Attorney General James encourages anyone with information or concerns about alarming nursing home conditions, or resident abuse or neglect to file a confidential complaint online or call the MFCU hotline at (833) 249-8499.
The investigation was conducted by a multi-disciplinary team from the Medicaid Fraud Control Unit, including Assistant Attorneys General Christina Pinnola, Karen McDonald, Anthony I. Giacobbe, Jr., and Brian Steinwascher; Medical Analyst Mary Conway, RN; Detective Supervisors Ronald Lynch and Luis Nieves, Detectives Ryan Ricker, Patrick Lubin, Robert Hatt, Dawn Scandaliato, Thomas Bolen, and Michael McNally, supervised by Deputy Chiefs William Falk and Kenneth Morgan; Auditor-Investigators Alexa Policano, David Stringer, and Brenna Magruder, Sr. Auditor-Invs. Patrick Beltrani and Michelle George, Principal Auditor-Inv. MaryAnn Carney, and Regional Chief Auditor Gretchen Hugh; Lead Data Scientist Si Lok Chao, Sr.
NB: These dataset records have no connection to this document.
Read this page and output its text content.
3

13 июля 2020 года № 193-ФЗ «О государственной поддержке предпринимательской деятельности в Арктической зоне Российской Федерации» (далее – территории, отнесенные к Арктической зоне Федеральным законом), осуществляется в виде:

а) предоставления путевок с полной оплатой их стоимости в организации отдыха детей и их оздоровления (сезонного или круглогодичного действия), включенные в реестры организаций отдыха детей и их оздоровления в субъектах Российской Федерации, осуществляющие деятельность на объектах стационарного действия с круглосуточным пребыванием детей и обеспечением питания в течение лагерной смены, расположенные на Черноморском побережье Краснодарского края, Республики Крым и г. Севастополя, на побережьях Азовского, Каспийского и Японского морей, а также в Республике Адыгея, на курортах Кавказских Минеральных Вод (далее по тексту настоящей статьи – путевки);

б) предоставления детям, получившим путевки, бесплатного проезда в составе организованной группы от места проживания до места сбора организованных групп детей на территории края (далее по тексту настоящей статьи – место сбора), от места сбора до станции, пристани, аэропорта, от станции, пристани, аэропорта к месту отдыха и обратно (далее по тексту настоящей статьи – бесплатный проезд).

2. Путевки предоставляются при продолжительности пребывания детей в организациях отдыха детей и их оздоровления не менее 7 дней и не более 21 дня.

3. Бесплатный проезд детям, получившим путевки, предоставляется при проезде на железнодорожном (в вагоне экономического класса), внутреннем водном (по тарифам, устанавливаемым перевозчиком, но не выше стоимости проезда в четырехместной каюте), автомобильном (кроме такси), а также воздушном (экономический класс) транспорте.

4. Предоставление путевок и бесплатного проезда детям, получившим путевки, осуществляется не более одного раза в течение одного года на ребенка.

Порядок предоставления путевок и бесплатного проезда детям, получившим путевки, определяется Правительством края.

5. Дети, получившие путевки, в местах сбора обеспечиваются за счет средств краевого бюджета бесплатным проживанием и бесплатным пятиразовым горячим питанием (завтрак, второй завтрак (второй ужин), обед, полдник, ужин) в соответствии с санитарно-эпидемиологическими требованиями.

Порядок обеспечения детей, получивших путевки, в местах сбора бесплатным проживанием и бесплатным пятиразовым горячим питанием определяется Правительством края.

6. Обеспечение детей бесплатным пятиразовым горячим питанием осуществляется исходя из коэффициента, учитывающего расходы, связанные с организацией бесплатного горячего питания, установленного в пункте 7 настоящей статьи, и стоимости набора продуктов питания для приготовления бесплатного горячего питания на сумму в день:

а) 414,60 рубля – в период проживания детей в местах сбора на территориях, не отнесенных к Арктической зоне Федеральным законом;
Research Analyst Cally Connelly, and RA Elise Roche, with Confidential Systems Analysts Doreen Lankowicz and Anil Varghese; and Legal Support Analyst Anne Liptak. The investigative teams were supervised by Regional Director Veronica Bindrim-MacDevitt, Chief of Civil Enforcement Alee N. Scott and Chief of Criminal Investigations Thomas O’Hanlon. MFCU is led by Director Amy Held and Assistant Deputy Attorney General Paul J. Mahoney. MFCU is a part of the Division for Criminal Justice, which is led by Chief Deputy Attorney General José Maldonado and overseen by First Deputy Attorney General Jennifer Levy.
Attorney General James thanks the New York State Department of Health and Commissioner Mary T. Bassett, M.D.; and the United States Department of Health and Human Services, Office of the Inspector General, Assistant Special Agent-in-Charge Elysia Doherty.
MFCU’s total funding for federal fiscal year (FY) 2023 is $65,717,936. Of that total, 75 percent, or $49,288,452, is awarded under a grant from the U.S. Department of Health and Human Services. The remaining 25 percent, totaling $16,429,484 for FY 2023, is funded by New York state. Through MFCU’s recoveries in law enforcement actions, it regularly returns more to the state than it receives in state funding.